CD4 T cells in the gut of people living with HIV (PLWH) are viral reservoirs that persist even during antiretroviral therapy (ART). T cell gut homing is driven by retinoic acid (RA), a metabolite produced by DCs with RA-synthesizing activity (RALDH). In this Top Read, Cattin et al. (p. 2638) evaluated the role of bacterial/fungal pathogens in inducing RALDH activity in DCs and promoting HIV reservoir establishment or outgrowth. DCs derived from CD16+ monocyte-derived DCs (MDDCs) showed greater RALDH activity compared with CD16 MDDCs in the presence of Staphylococcus aureus–reactive T cells from PLWH. MDDCs exposed to S. aureus lysates, zymosan, or LPS, but not CMV lysates, also showed a dramatic increase in RALDH activity. In addition, MDDCs exposed to S. aureus lysate promoted HIV infection of CD4 T cells in trans from PLWH in an RA/RALDH manner. Moreover, S. aureus– or zymosan-loaded MDDCs induced HIV outgrowth of S. aureus– or zymosan-specific CD4 T cells from ART-treated PLWH. These observations indicate that bacterial and fungal pathogens may play a critical role in the establishment and/or outgrowth of HIV reservoirs via an RA/RALDH-dependent mechanism.

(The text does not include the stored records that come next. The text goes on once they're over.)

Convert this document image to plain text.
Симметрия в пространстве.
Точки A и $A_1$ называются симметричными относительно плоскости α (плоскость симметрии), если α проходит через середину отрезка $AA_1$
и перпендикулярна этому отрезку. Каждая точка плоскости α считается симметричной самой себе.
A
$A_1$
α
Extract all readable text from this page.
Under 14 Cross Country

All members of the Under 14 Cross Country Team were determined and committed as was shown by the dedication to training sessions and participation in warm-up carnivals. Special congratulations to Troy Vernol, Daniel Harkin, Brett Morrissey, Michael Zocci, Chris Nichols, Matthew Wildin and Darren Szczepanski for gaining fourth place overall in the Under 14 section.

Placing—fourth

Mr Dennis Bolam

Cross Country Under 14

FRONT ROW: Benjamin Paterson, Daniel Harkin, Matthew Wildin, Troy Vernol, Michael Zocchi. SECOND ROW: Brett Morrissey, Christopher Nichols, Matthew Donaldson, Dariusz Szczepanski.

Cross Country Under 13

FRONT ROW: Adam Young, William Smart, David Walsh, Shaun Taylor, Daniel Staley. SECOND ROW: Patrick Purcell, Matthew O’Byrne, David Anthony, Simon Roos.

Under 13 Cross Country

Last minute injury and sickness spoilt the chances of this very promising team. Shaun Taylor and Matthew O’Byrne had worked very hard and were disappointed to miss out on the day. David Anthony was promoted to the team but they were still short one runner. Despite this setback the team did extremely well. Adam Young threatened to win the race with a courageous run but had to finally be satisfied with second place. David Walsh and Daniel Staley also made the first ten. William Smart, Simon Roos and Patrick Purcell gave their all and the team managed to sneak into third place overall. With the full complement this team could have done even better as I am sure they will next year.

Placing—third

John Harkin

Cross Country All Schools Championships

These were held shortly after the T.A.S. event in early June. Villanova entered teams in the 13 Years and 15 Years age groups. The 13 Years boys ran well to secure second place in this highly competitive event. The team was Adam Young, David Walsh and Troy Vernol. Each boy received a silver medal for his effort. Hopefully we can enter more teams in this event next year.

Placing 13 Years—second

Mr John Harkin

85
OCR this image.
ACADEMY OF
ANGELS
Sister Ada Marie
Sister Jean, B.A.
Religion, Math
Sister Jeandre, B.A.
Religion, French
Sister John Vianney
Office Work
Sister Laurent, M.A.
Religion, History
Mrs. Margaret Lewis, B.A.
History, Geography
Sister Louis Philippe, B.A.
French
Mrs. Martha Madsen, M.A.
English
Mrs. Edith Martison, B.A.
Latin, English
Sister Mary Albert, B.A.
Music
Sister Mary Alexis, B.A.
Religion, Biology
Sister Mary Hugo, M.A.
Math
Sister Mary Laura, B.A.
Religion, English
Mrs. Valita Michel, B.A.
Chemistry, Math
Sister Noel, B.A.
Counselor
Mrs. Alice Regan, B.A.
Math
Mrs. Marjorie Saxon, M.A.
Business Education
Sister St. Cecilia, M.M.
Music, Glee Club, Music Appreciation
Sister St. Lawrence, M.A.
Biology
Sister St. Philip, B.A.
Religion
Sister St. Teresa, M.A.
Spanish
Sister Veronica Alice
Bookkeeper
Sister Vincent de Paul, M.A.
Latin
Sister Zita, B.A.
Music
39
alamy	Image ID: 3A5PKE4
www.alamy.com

In this Top Read, Alborzian Deh Sheikh et al. (p. 2544) demonstrate that protein tyrosine phosphatase SHP-1, not CD45, is required for ligand-mediated regulation of CD22. CD22 can bind to ɑ2,6 sialic acid–containing molecules such as CD22, CD45, and IgM. Specific disruption of CD22 binding to α2,6 sialic acid enhances its phosphorylation during BCR ligation in wild-type and CD45−/− B cells but not SHP-1 loss-of-function mutant B cells. These results suggest that although CD45 contributes to optimal CD22-mediated BCR signaling inhibition, CD22 may serve as its own endogenous ligand to enhance BCR-ligation–induced signaling through SHP-1 dephosphorylation.